Yoram Hazony, a senior fellow at the Shalem Center in Jerusalem, has written a provocative review of a remarkable work by Orthodox rabbi, Talmudist, and Yeshiva University professor Joseph B. Soloveitchik, best known in the Torah community as “The Rav,” in Commentary.
Hazony suggests that the Rav, in his posthumously-published book The Emergence of Ethical Man, framed an argument that “contemporary Jewish thought is based on medieval premises that are themselves alien to Judaism.” In essence, Hazony believes that the Rav was calling into question everything written in and about Judaism since at least the Renaissance, and possibly before.
As a consequence, Judaism cannot field an alternative to European thought, for it has itself, in a sense, succumbed to European thought. Jewish thought will therefore have to go back to its roots, to the Hebrew Bible and the classical rabbinic texts, and from them derive a “new worldview” that will be different from both the neo-medieval Jewish thought of modern times and the non-Jewish philosophical schools that await a new challenge from within Judaism.
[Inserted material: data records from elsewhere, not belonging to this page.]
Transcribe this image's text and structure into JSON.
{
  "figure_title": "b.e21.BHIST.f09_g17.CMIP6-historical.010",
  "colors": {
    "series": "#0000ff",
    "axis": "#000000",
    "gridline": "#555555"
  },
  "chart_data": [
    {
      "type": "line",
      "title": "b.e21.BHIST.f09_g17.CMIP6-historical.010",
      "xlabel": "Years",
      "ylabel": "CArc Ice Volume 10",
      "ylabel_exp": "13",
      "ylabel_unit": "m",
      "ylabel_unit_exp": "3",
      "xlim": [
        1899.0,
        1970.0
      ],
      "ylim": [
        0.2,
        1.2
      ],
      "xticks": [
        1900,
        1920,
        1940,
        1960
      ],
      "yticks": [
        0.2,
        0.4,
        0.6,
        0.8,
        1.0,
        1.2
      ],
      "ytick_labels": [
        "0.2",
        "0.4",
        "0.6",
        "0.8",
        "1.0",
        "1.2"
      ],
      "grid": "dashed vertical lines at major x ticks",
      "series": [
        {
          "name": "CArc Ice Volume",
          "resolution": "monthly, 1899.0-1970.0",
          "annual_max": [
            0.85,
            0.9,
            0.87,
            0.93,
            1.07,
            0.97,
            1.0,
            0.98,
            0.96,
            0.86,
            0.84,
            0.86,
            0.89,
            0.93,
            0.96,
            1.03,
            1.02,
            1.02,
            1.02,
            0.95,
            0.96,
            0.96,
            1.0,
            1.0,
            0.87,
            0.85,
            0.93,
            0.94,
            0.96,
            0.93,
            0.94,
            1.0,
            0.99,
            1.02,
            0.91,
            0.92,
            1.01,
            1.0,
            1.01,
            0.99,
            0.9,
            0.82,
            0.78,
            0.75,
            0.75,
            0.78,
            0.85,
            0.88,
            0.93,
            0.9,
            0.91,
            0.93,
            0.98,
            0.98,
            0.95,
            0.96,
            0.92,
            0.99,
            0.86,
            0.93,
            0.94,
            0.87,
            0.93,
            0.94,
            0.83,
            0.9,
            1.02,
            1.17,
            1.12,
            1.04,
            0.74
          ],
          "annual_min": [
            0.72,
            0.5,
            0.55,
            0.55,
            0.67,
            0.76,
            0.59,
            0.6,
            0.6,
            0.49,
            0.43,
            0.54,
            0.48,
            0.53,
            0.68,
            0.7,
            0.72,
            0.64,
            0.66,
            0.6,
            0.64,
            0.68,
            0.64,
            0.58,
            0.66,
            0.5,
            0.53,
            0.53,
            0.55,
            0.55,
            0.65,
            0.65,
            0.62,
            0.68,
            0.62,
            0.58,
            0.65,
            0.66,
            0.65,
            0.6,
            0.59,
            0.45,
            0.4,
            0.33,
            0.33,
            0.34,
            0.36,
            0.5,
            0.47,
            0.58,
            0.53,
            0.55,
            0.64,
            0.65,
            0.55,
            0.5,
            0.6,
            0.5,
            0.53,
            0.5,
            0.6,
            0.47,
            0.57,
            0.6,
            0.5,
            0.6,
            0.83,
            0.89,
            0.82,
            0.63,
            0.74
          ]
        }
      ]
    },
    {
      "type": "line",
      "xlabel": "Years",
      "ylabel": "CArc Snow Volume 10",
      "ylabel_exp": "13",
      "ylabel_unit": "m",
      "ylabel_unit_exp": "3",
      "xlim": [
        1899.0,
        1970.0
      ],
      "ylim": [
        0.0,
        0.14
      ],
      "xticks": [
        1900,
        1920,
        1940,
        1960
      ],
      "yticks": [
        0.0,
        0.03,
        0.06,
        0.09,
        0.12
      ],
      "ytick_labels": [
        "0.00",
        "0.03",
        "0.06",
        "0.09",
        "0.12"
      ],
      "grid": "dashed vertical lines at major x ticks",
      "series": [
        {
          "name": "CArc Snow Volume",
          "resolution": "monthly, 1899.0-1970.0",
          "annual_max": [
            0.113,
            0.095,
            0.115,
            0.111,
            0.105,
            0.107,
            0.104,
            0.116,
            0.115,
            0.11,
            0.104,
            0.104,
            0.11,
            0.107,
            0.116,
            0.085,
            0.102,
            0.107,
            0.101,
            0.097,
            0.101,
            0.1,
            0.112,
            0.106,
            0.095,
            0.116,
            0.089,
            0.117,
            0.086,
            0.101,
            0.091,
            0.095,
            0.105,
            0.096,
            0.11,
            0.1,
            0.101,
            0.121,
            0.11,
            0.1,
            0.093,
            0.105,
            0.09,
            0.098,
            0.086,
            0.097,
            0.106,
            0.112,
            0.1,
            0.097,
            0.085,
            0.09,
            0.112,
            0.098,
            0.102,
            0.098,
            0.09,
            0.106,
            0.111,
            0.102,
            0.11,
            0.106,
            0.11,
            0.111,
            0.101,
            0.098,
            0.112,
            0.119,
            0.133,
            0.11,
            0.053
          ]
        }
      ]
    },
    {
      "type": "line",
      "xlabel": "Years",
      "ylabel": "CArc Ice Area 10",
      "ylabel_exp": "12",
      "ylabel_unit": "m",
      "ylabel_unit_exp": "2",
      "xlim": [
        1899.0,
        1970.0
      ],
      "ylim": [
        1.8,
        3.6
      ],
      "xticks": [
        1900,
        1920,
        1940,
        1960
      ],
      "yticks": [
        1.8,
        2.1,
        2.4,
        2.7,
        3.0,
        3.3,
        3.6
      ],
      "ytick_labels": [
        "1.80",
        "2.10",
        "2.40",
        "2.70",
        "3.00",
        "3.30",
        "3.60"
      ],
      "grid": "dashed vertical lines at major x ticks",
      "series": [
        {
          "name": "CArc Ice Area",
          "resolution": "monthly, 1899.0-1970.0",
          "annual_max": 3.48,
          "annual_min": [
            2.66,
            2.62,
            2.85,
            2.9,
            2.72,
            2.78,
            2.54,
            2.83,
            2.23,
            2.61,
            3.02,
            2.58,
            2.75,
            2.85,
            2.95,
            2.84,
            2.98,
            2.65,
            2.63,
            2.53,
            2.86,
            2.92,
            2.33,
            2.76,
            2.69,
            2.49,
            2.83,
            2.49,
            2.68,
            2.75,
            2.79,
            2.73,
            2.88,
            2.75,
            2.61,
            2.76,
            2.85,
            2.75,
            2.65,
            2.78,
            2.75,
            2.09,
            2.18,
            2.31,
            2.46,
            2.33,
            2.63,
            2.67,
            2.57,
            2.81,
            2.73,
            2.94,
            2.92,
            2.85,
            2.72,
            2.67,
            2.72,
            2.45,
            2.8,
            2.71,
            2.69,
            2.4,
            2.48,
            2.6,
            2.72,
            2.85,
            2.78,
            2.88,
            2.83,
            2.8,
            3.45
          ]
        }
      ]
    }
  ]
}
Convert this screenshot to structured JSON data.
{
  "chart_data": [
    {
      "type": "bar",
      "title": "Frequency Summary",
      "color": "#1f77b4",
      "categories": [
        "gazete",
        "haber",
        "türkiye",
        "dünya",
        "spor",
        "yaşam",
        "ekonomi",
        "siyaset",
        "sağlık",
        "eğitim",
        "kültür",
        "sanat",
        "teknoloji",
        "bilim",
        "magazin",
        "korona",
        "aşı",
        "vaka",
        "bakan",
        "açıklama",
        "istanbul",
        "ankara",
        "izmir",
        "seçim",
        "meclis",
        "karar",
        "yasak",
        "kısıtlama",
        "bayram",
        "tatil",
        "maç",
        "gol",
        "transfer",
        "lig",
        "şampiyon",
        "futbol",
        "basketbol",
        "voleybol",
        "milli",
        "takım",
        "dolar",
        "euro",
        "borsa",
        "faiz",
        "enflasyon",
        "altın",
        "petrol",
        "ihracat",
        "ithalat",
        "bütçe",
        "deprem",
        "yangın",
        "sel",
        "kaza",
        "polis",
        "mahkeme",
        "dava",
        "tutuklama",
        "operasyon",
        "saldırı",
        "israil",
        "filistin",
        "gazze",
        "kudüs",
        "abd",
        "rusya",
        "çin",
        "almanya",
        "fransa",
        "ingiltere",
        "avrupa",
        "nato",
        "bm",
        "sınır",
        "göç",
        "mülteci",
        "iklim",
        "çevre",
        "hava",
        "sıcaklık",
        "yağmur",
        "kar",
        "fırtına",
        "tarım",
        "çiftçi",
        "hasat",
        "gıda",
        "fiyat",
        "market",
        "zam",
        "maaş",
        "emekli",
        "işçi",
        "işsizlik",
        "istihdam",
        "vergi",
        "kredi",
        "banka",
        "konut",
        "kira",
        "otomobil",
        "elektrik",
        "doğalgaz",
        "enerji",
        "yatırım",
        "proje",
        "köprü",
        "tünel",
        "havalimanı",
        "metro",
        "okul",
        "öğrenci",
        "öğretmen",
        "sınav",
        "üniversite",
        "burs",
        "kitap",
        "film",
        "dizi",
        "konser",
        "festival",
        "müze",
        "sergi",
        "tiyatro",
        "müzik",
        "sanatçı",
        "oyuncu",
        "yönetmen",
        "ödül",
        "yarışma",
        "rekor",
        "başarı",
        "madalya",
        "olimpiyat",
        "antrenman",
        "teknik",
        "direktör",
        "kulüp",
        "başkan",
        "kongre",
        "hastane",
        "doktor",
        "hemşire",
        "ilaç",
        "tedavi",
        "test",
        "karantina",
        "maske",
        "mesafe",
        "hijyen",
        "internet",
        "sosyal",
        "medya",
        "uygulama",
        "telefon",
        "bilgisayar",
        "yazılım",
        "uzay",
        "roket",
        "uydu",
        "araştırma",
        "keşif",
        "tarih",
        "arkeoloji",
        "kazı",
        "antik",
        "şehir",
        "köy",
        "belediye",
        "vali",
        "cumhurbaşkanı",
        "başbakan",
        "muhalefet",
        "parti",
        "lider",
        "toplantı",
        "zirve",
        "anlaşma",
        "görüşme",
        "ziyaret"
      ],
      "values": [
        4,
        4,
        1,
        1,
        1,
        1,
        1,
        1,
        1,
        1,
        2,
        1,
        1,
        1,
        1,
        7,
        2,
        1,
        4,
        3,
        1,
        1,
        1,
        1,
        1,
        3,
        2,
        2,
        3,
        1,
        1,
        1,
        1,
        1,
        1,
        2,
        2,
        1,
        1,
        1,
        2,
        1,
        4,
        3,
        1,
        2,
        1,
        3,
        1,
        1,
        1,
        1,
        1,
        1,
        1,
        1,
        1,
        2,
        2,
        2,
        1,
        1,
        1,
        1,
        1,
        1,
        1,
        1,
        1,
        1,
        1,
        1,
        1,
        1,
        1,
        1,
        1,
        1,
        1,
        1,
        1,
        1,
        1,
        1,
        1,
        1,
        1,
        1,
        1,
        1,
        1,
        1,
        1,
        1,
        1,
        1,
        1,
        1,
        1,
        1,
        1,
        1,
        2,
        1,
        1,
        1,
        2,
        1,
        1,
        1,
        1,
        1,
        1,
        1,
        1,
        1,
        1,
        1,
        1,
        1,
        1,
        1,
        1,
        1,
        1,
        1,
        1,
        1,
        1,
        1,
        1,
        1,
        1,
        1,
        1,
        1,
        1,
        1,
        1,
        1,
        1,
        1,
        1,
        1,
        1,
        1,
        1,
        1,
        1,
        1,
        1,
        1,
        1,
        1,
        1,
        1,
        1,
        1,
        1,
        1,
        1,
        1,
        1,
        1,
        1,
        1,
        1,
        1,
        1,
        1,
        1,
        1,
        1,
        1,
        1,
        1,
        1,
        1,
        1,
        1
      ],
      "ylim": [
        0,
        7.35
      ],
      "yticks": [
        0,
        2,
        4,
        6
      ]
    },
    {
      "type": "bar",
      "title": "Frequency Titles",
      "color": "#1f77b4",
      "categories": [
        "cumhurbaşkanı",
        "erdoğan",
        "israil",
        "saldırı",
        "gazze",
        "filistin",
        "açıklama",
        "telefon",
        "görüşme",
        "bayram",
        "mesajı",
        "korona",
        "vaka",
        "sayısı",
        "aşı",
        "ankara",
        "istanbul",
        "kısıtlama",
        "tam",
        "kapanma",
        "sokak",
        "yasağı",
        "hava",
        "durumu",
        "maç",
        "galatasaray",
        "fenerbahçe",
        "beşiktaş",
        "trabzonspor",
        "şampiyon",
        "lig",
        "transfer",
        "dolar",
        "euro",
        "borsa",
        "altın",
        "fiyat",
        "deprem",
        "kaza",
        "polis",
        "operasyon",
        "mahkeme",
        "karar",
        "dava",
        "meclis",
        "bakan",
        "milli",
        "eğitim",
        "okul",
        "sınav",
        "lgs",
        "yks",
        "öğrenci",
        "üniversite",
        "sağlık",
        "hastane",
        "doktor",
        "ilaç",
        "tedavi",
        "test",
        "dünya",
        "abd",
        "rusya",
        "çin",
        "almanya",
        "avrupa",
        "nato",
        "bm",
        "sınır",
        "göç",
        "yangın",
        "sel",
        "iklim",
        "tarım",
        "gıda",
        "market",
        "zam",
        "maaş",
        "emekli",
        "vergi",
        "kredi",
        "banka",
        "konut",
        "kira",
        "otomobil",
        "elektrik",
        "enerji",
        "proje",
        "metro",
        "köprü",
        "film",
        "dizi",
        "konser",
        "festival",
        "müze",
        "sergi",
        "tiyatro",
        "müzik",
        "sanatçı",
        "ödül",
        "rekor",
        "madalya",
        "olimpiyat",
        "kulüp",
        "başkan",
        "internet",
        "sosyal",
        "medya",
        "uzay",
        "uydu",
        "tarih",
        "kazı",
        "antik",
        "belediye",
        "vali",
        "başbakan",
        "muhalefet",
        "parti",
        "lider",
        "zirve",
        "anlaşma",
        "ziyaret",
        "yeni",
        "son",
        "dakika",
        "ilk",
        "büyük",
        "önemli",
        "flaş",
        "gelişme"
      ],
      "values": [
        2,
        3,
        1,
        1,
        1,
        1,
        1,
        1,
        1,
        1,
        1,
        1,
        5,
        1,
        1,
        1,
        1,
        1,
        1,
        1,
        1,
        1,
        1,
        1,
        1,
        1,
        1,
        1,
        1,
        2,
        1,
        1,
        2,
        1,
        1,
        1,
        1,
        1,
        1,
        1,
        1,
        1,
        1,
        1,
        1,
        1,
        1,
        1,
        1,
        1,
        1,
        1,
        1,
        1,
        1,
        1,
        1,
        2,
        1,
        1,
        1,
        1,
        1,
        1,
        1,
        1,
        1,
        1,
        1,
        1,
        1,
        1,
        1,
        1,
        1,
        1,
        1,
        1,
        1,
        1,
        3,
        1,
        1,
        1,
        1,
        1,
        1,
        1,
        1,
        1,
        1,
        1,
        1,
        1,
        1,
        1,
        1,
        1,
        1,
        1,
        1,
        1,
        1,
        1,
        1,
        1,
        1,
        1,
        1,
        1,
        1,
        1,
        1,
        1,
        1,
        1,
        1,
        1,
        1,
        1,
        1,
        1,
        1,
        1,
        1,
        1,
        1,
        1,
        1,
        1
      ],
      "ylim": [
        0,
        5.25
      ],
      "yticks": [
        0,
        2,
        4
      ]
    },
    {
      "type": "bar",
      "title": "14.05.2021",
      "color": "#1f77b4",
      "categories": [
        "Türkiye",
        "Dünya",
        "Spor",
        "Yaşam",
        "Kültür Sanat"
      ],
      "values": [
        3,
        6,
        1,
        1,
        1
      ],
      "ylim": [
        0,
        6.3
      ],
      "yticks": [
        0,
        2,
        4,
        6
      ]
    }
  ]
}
I’ve spent the past four days wondering whether I should order The Emergence of Ethical Man, hoping perhaps to come to my own accommodation with the sheer intellectual mass of Jewish thought by redlining everything written after the Rambam. and decided a few moments before sitting down to write this that I would not. What convinced me was this post by Rabbi Gil Student at his excellent blog Hihurim Musings. Rabbi Student concludes:
As I understand R. Soloveitchik’s words, they provide no basis to suggest that he breached any theological boundaries in Emergence, certainly not any of the Rambam’s 13 Principles. He remains an innovative thinker within Orthodox Judaism as traditionally understood.
All of which makes me realize that I am intellectually outclassed. I’m going to stick with the basic texts for a while, but in the meantime I’m going to watch this discussion from the sidelines.